Car owners like Davies are one reason auto parts stores such as AutoZone Inc., Advance Auto Parts Inc. and O'Reilly Automotive Inc. have seen rising sales.


They're also one reason the new car market is in the tank.


"The desire to own a car for two to three years is dead," Traina said. "It's like people have woken up from some kind of consumer dream of flipping a car the way you change clothes."


Deutsche Bank Securities analyst Rod Lache estimates that U.S. auto sales for March will decline 43 percent from a year ago to a seasonally adjusted annual sales rate of 8.6 million vehicles. That would be lowest figure since Ward's Automotive Group began tracking monthly sales data in 1980. There were 16.1 million vehicles sold in 2007.


Wachovia Capital Markets analyst Richard Kwas forecast a March annualized rate of 9 million vehicles, just under February's rate of 9.1 million. J.D. Power is predicting an annualized rate of 9.2 million for March.


Such poor sales make it more difficult for U.S. automakers to survive even as they reduce costs through job cuts and other restructuring efforts. General Motors Corp. and Chrysler LLC are requesting more aid from the government on top of the $17.4 billion they've already received. Ford Motor Co., although not seeking aid, has drawn down the remaining $10 billion on its revolving credit line to help it get by.


It's not much better for foreign automakers like Toyota Motor Corp., which expects its first annual net loss since 1950.


U.S. automakers have said the Obama administration's stimulus efforts and aid to their financing arms should help spur new car purchases, particularly in the second half of the year, but it's unclear if that's enough to bring about a significant turnaround.


"The remainder of the year continues to be an open question," said Gary Dilts, J.D. Power senior vice president for global automotive operations, in a report this week. "We're still seeing economic headwinds and reduced consumer demand for new vehicles, making it a tough marketplace."


Automakers and analysts say there is demand for new cars. The recession, however, has kept that demand pent up.


All the news coverage of the economy being as bad as it was in the 1930s has instilled a sense of paranoia in Liz Nelson. The 25-year-old public relations account executive from Santa Clara, Calif., has been driving a 1996 Acura Integra since 2003, but she's having second thoughts about a new car because of what she calls "the downfall of the economy."

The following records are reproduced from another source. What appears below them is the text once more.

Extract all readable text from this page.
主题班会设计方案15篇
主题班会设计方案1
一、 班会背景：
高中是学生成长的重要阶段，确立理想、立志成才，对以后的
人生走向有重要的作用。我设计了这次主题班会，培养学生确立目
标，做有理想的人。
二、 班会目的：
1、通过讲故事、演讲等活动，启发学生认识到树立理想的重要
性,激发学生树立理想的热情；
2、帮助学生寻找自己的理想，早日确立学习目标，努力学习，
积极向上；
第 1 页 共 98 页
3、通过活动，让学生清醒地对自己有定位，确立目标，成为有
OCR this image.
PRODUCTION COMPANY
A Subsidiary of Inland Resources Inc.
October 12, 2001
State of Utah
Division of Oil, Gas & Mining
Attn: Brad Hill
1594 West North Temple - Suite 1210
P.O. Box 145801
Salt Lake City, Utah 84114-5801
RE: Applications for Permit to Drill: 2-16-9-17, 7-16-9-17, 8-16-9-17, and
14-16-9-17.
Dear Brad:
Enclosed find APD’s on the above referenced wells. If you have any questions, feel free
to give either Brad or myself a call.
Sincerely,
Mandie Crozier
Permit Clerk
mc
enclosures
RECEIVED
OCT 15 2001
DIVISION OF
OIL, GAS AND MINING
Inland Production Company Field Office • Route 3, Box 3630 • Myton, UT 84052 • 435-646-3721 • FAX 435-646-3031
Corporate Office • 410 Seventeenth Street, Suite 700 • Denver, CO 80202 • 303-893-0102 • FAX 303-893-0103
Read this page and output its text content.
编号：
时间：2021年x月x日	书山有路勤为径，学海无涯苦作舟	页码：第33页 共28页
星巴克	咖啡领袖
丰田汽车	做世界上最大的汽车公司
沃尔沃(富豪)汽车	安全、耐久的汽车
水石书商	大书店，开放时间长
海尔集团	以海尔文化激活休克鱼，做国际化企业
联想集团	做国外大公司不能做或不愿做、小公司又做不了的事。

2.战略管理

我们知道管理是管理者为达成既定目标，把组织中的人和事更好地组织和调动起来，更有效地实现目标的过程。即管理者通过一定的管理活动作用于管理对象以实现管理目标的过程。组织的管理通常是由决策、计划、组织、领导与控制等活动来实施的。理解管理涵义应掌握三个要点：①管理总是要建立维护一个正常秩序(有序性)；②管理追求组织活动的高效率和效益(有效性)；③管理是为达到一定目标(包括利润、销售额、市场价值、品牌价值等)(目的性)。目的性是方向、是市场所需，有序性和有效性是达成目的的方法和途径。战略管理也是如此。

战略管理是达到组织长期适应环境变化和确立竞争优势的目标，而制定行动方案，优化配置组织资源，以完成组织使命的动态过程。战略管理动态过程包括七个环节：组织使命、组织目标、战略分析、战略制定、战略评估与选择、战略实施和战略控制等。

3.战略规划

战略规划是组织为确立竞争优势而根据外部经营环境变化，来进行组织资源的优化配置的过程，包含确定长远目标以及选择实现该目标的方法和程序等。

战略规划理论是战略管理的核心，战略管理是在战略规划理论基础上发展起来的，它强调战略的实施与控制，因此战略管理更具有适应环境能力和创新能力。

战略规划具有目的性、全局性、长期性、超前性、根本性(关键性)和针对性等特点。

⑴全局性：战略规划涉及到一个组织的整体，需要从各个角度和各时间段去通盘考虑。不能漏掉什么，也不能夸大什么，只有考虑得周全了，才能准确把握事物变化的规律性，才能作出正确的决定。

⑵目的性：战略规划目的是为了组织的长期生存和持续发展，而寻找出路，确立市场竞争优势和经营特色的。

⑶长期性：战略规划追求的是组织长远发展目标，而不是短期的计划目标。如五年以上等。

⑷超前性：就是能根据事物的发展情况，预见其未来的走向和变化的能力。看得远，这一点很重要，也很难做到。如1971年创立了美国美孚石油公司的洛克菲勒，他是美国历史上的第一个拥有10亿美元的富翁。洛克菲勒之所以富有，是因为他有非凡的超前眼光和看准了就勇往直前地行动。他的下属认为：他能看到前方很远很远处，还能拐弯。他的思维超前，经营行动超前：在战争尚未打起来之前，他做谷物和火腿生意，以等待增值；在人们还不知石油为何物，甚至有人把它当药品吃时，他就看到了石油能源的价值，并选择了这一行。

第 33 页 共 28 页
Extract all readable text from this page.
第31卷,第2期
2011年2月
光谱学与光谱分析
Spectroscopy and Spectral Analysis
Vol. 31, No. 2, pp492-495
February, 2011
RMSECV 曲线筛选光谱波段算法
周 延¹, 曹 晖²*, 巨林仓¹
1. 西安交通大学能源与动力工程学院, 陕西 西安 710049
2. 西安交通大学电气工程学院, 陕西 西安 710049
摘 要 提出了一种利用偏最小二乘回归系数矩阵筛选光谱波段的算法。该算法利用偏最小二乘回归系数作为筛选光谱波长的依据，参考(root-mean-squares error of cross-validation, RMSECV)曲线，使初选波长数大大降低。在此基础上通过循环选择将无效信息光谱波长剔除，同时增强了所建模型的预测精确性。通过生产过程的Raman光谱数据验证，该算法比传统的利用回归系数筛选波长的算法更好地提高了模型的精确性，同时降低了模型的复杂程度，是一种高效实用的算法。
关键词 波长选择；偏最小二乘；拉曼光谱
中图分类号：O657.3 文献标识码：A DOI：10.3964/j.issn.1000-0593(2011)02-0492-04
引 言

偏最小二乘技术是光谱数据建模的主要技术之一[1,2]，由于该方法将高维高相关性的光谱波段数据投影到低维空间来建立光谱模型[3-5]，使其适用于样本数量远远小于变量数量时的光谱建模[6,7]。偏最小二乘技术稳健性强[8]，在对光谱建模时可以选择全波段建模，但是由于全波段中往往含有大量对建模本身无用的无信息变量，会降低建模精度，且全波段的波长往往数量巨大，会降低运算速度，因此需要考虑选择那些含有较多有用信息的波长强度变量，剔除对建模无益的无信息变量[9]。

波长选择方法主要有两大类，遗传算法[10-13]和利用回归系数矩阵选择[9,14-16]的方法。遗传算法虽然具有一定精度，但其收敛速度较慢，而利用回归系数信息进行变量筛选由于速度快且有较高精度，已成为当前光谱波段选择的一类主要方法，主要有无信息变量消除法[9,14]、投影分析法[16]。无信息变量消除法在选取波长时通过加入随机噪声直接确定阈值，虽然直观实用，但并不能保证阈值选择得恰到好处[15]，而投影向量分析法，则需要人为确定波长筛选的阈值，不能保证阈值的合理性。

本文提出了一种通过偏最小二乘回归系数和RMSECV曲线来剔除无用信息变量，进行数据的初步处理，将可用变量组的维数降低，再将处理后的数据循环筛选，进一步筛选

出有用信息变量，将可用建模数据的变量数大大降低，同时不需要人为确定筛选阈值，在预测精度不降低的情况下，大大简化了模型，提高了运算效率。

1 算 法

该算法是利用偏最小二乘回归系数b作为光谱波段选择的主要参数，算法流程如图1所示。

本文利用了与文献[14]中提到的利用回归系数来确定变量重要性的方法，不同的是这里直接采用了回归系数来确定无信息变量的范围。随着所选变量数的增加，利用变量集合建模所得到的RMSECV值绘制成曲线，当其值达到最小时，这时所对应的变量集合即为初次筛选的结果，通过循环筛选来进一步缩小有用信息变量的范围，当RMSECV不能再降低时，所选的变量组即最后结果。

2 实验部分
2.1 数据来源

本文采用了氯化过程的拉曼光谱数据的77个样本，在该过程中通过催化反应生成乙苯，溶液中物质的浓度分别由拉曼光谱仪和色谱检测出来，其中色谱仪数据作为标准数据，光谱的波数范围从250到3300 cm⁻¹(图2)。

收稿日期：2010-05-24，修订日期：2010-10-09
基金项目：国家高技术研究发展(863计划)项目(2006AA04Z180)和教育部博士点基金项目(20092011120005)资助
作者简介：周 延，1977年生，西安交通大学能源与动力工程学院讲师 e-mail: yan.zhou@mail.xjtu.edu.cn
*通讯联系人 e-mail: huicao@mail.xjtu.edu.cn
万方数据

"My car sounds like it's dying. Every morning when I start my car, I pray that it will get me to the train station so I can make it to work," she said.


Nelson is the type of person the automakers are trying to rope in. She realizes that rebates and financing offers could give her an incredible deal on her dream car, an Infiniti G35 Coupe.


She plans to purchase a used car before the end of the year instead.